Die Jungen sehen heute wenig Veranlassung, die Problematisierung ihrer bedrohten Zukunft nach den vielen Enttäuschungen auch noch weiterhin den kaum ernstzunehmenden Erörterungen durch alte Politik und alte Medien alleine zu überlassen. Deshalb – um noch einmal das antike Gleichnis heranzuziehen – sorgt gerade auch der zivile Ungehorsam vieler Jugendlicher für Irritation und Verstörung. Und das nicht so sehr aufgrund der Fehlstunden in der Schule am Freitagvormittag, sondern weil Erzählung und Bildproduktion fortan nicht mehr nur in den Händen journalistischer Eliten liegen. Aus der Verdunkelung der Sachverhalte auszubrechen, sich der verzerrenden Deutung des Zeitgeschehens nicht mehr zu beugen, sondern eigenständige Sichtbarkeit und Wirkungsmacht zu erzielen – der transnationale Ruf nach Veränderung verschafft sich immer lauter und radikaler Luft. Doch was lässt sich jetzt im Hinblick auf gleichberechtigte Mitwirkung an der weiteren Medienentwicklung tatsächlich anders machen?
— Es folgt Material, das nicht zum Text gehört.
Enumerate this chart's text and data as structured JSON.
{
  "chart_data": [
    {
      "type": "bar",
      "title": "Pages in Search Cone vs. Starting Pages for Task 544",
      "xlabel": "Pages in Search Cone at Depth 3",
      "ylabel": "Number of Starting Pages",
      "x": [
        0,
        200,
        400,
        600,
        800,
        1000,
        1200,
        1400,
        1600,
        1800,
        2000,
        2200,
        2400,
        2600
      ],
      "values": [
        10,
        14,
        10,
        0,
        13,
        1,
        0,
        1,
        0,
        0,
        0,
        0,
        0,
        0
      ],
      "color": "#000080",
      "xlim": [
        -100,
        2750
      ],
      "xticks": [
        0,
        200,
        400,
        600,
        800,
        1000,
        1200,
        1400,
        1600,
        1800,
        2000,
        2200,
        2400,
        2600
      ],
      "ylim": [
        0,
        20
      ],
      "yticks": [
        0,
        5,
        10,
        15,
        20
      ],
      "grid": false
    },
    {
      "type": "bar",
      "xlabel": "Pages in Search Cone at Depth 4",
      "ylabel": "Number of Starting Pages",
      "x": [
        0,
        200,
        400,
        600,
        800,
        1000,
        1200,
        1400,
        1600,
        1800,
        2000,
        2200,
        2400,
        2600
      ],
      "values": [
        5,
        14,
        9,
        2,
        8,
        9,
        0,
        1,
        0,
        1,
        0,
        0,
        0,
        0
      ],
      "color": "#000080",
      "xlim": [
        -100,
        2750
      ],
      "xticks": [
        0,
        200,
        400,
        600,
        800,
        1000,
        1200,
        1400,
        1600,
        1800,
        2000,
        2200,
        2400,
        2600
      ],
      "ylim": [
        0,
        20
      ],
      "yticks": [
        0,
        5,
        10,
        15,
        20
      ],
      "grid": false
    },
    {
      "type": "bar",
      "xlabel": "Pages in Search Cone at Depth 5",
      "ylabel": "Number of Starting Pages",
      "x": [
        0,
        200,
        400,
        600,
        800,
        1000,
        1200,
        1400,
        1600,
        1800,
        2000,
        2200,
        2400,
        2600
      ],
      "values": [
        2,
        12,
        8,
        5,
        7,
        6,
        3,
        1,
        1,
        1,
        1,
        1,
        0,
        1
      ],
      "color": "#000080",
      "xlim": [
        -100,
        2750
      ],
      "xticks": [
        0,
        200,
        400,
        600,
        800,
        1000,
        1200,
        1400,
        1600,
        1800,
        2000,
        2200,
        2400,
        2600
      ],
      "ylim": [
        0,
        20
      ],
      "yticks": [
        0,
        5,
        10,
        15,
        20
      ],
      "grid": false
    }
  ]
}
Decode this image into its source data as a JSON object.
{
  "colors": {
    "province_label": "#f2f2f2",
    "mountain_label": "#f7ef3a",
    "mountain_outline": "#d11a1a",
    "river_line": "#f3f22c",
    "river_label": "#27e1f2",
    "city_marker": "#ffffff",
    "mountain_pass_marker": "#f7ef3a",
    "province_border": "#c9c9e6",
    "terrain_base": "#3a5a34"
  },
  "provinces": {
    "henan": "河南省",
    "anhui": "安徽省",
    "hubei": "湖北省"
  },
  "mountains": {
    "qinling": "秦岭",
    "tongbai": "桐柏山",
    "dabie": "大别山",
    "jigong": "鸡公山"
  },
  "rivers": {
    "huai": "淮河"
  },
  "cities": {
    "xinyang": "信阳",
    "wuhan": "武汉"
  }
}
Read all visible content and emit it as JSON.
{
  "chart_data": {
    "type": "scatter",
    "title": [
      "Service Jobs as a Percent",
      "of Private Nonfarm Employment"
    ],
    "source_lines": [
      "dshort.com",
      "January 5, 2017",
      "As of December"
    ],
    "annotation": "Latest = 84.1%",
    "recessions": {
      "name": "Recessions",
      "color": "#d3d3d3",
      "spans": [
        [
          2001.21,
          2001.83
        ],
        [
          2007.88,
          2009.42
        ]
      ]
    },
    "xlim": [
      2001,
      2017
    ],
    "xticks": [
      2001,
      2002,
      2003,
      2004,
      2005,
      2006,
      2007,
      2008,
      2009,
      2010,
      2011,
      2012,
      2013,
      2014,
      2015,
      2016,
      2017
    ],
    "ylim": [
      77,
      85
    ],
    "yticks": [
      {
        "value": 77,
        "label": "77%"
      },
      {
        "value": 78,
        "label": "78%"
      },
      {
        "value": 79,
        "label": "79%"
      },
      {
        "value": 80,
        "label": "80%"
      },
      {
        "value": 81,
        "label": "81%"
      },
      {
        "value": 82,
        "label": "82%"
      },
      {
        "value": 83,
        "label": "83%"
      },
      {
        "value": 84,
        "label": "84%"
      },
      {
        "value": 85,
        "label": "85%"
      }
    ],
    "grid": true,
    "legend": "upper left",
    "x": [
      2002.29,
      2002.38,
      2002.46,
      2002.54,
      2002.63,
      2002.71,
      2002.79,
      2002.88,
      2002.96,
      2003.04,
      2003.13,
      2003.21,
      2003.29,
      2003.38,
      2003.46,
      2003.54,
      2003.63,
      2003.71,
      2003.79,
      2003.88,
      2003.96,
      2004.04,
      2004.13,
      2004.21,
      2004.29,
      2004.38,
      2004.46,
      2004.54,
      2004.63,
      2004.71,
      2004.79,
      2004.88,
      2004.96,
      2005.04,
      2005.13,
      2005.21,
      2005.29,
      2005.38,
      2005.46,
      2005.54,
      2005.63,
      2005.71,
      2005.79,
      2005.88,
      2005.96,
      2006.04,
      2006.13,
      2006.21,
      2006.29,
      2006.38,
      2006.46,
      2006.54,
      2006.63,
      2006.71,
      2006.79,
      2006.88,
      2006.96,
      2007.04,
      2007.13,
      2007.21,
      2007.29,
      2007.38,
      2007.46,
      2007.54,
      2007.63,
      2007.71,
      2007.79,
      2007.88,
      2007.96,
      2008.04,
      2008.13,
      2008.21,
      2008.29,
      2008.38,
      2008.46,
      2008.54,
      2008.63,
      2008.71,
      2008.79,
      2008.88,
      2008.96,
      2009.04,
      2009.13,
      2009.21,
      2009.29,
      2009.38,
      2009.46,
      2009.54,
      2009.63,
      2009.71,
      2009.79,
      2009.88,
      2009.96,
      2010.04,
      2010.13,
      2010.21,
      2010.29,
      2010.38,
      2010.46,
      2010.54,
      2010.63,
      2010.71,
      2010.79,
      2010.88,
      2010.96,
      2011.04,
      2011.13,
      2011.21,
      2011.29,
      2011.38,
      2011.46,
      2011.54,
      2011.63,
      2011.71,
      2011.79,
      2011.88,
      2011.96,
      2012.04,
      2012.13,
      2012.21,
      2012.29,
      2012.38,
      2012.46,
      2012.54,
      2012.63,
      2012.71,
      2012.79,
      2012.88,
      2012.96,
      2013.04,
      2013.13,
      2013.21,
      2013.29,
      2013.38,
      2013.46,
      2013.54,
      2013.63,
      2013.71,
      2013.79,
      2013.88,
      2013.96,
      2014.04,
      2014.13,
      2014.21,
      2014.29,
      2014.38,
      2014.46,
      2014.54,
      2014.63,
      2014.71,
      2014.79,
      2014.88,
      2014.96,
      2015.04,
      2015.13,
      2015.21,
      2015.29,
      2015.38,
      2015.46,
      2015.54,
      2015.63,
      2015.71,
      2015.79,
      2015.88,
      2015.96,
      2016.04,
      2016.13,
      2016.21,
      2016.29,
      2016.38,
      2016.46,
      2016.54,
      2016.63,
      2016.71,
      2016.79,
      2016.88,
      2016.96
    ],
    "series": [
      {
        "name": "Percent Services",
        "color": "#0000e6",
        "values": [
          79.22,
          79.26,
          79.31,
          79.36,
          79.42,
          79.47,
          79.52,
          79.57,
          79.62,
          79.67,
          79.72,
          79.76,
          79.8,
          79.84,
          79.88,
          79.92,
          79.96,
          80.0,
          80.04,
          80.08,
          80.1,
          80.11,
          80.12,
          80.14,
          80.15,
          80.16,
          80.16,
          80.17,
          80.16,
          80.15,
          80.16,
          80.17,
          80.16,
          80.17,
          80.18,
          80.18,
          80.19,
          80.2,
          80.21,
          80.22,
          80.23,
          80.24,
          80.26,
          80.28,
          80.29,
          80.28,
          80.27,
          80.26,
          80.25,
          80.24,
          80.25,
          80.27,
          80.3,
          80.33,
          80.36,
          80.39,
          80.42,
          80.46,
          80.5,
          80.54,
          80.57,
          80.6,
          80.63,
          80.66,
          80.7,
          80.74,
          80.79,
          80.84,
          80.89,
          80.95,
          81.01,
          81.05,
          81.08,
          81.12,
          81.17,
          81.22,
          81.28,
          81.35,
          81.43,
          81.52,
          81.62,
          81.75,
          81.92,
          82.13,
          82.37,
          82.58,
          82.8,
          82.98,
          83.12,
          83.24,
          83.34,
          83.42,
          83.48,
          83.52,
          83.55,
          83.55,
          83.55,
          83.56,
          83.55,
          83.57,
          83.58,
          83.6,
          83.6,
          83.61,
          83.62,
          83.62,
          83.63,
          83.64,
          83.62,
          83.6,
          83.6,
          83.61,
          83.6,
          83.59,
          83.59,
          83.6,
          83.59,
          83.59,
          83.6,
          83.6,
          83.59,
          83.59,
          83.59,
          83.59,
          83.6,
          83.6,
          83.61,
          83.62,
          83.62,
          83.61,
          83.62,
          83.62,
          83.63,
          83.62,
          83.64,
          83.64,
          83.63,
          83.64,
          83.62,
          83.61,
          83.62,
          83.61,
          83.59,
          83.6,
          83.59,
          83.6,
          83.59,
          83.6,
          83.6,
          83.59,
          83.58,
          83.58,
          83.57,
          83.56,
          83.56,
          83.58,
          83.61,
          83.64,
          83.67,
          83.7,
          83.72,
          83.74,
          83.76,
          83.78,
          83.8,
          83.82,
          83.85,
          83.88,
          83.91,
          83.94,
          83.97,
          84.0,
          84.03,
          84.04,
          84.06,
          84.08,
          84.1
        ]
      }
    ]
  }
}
„Die Maximen einer redaktionellen Gesellschaft liegen bereits vor“, schreibt Bernhard Pörksen, „sie müssen lediglich aus ihrer allzu engen Bindung an eine einzige Profession gelöst und als Elemente einer allgemeinen Kommunikationsethik vorstellbar gemacht werden. Sie dienen dann nicht mehr nur der Orientierung von Journalistinnen und Journalisten, sondern einem größeren, übergeordneten Ziel: Sie sollen es der Gesellschaft erlauben, sich auf eine möglichst direkte, schonungslose und wahrheitsorientierte Art und Weise selbst zu beschreiben, ihre vielschichtigen und verstreuten Interessen zu sortieren und auszudrücken und auch Ohnmächtigen und Marginalisierten Stimme und Sichtbarkeit zu verschaffen, deren Einsichten und Ansichten sonst öffentlich nicht verfügbar wären. In diesem Sinne sind sie für eine lebendige Demokratie unabdingbar.“
Es wird noch länger dauern, bis die hier beschriebene Einsicht in die – von einer ungebrochenen Krisenstimmung angeheizte – Diskussion um unsere gesellschaftliche Zukunft tiefgreifend Eingang finden kann. Was bei Pörksen mit noch etwas utopischem Beigeschmack als „redaktionelle Gesellschaft“ beschrieben ist, gibt dennoch schon jetzt wertvolle Hinweise darauf, dass die Gegenwart vor allem neue demokratische Narrative dringend nötig hat. Dafür wird allerdings entscheidend sein, dass so viele Menschen wie möglich sich an der medialen Bedeutungsproduktion beteiligen. Also Schluss mit Fingerzeig und Achselzucken! Denn dieser Prozess ist kaum noch aufzuhalten. Und auch der Journalismus wird schon bald an seiner Bereitschaft zu Einräumungen zu messen sein – vor allem in der Frage, inwieweit mediale Räume zur breiten gesellschaftlichen Teilnahme unter der Wahrung von Respekt, Meinungsvielfalt und kultureller Diversität zur Verfügung stehen.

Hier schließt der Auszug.